Unpaid interns need flexibile work.  Last year, this work took the form of afterschool tutoring. 

I was first placed with a fifth grade student at a High Point elementary school.  This child fell squarely in the "difficult" category.  Difficult, and clearly in need of special attention/intervention.  The first (and only) day that I worked with him, I was having him read aloud.  Testing indicated that he read at a 4th grade level, and the passage I had him reading was at the 3rd grade level.  Four sentences in, the child became frustrated.  I watched helplessly as he stood up, ran over to the wall and began punching it with his fist. 

When I finally got him calm and back in his chair, I realized his knuckles were bleeding.  After a quick trip to the school nurse, we got back to it, but getting him to do any more reading was out of the question.  So we talked.  We played tic-tac-toe.  I found the child to be incredibly sweet when he was calm.  He was also very smart with games that involved words or strategy. 

Still, his behavior troubled me so much that I later emailed my boss to tell her that I couldn't provide the kind of education he needed.  I was not a trained educator... tutoring was something that I signed up for to help me pay my bills.  The next group of kids they assigned me to were just perfect: easy, kind, and hard working.  I felt absolutely fine with passing the troubled kid off to a more experienced tutor.

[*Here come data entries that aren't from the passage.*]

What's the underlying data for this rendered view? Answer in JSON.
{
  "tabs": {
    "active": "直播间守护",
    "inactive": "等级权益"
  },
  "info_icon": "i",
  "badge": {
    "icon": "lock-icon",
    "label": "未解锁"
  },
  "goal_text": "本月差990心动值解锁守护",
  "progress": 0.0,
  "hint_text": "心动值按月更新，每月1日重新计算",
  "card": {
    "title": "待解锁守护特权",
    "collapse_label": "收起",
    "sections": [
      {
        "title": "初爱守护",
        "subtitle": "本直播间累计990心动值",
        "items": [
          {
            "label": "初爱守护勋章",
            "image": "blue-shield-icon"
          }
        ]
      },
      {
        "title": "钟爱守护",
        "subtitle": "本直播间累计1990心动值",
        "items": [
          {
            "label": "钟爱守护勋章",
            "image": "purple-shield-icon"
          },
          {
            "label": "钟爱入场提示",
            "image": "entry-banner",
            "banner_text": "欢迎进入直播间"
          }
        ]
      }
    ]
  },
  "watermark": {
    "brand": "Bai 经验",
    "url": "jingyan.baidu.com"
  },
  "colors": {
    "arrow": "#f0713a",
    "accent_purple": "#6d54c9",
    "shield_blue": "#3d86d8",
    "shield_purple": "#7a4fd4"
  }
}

Skip to today.  My former boss emailed me to let me know that the child I had "passed off" had been through three tutors during the previous year.  He had dropped from the tutoring program stopped after being suspended for pulling the fire alarm multiple times in a day.  He had been arrested (ARRESTED!) three times since, and was already facing expulsion from middle school.

This hit me hard. Even with my little knowledge about troubled kids, I knew the signs.  He was aggressive, resistent, and angry.  And I, like apparently lots of other people, had just passed him off as someone else's problem.

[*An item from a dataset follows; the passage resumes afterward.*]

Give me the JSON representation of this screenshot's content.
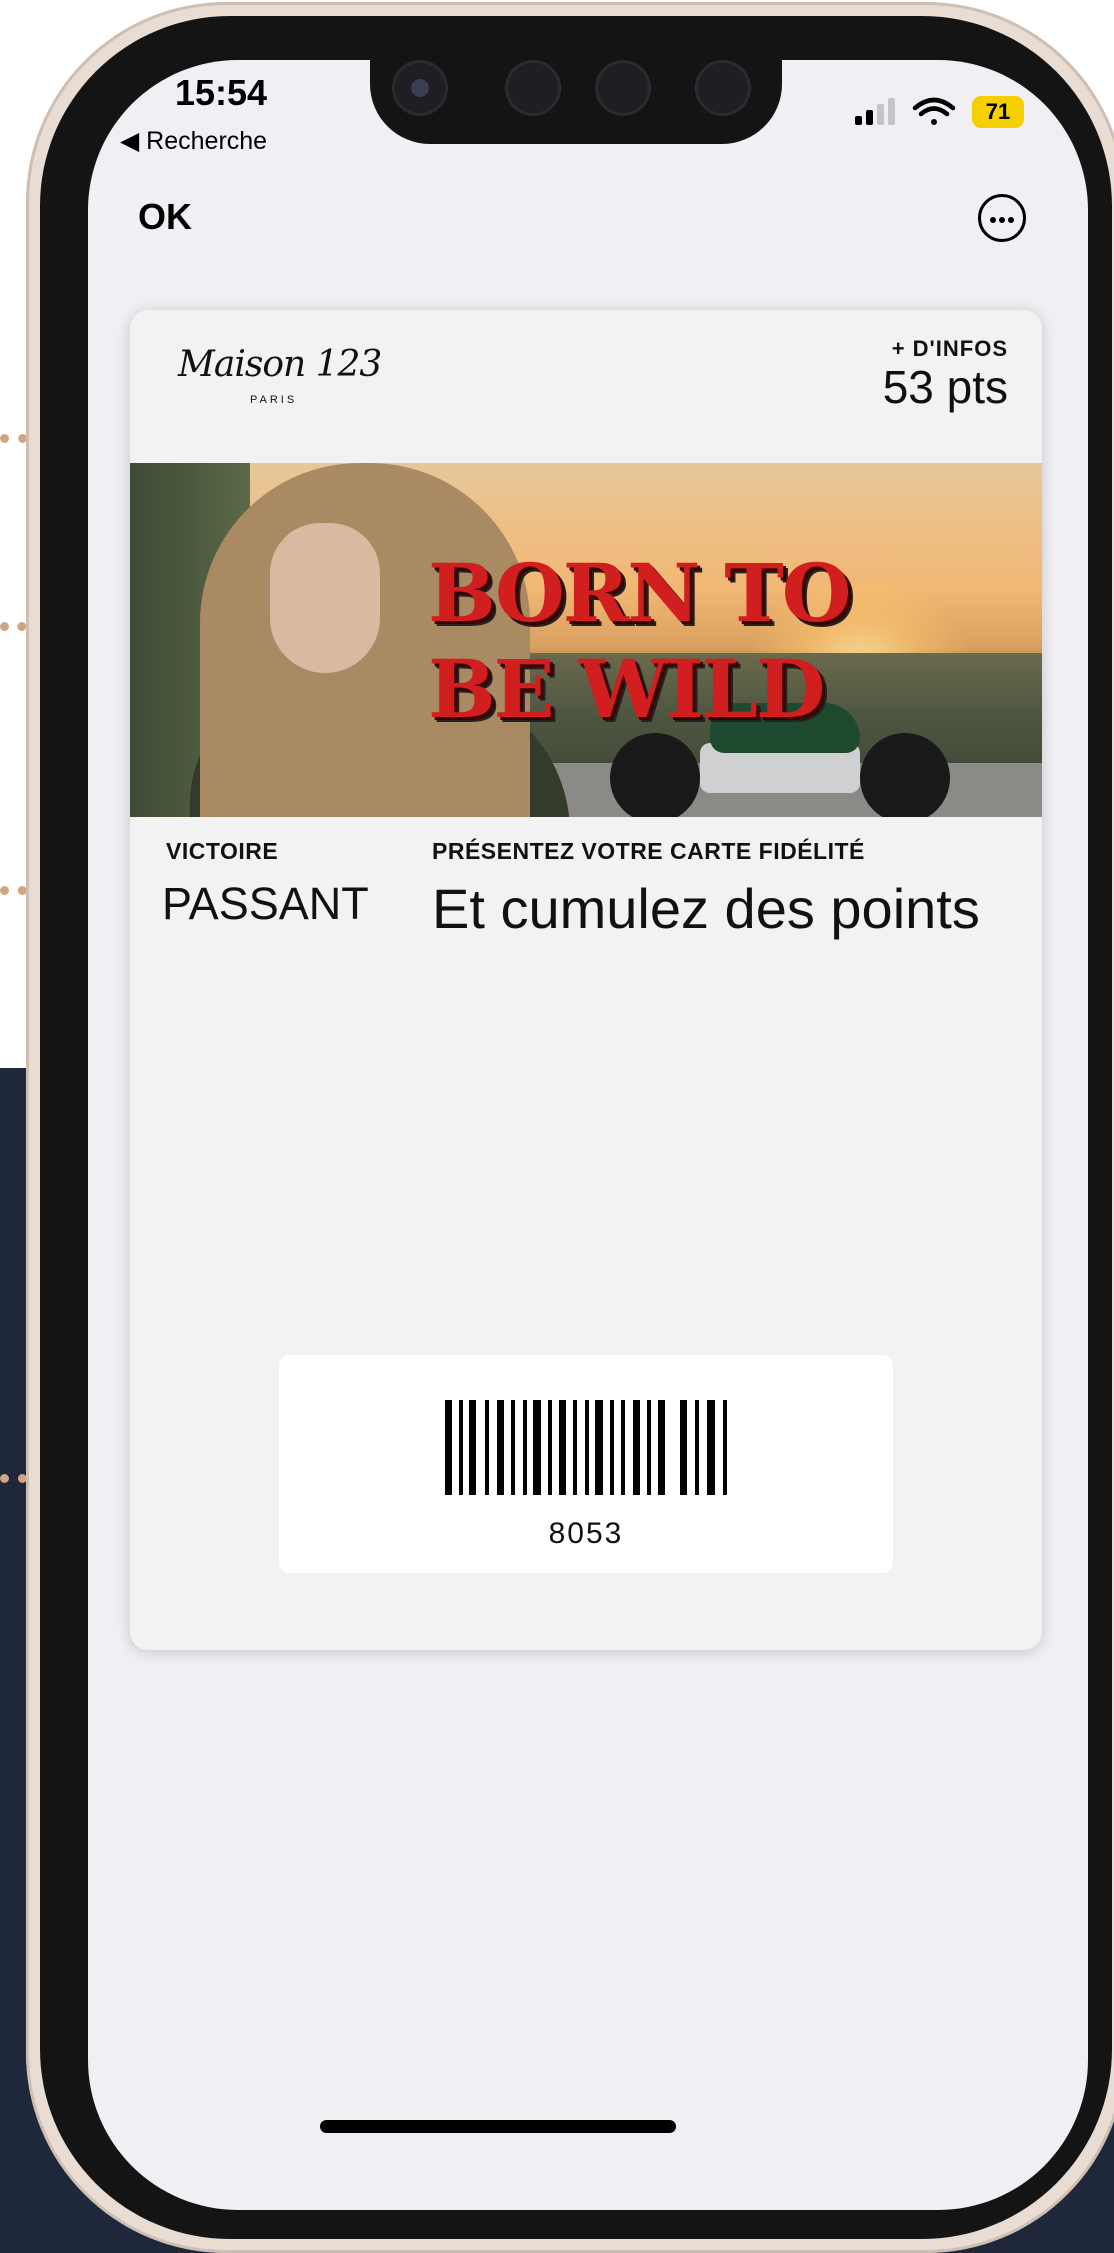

I know I can't be the person to save everyone, but hearing about this particular child has been weighing heavily on my heart.  Why?  I'm not an elementary educator.  I teach adults and teens about sex, relationships, contraception, birth, and breastfeeding.  I am no counselor, I am no school teacher.  I know many amazing teachers who work with troubled kids like this, and it's their passion.  They would have been able to handle this child, which is what I assumed would happen once I passed him along. 

Of course that hadn't happened.  Other people had taken the same approach as me.  And here we are... the kid is 11 or 12 and already has a record.  He is on the fast track to becoming yet another troubled-child-turned-criminal.  A statistic.  Had I passed him along because I truly didn't think I could make a difference in his life, or because I just plain didn't want to try?

This child is a prime candidate to just be written off like this.  He's African American and lives in public housing.  He is in a school where the average class size is 30.  He lives with his mother who works two jobs and is never around.  He has a social worker.  His teachers know him as a trouble maker.  So do the tutors.  All the red flags are there, and yet we pass him along to the next person.  Someone else's problem.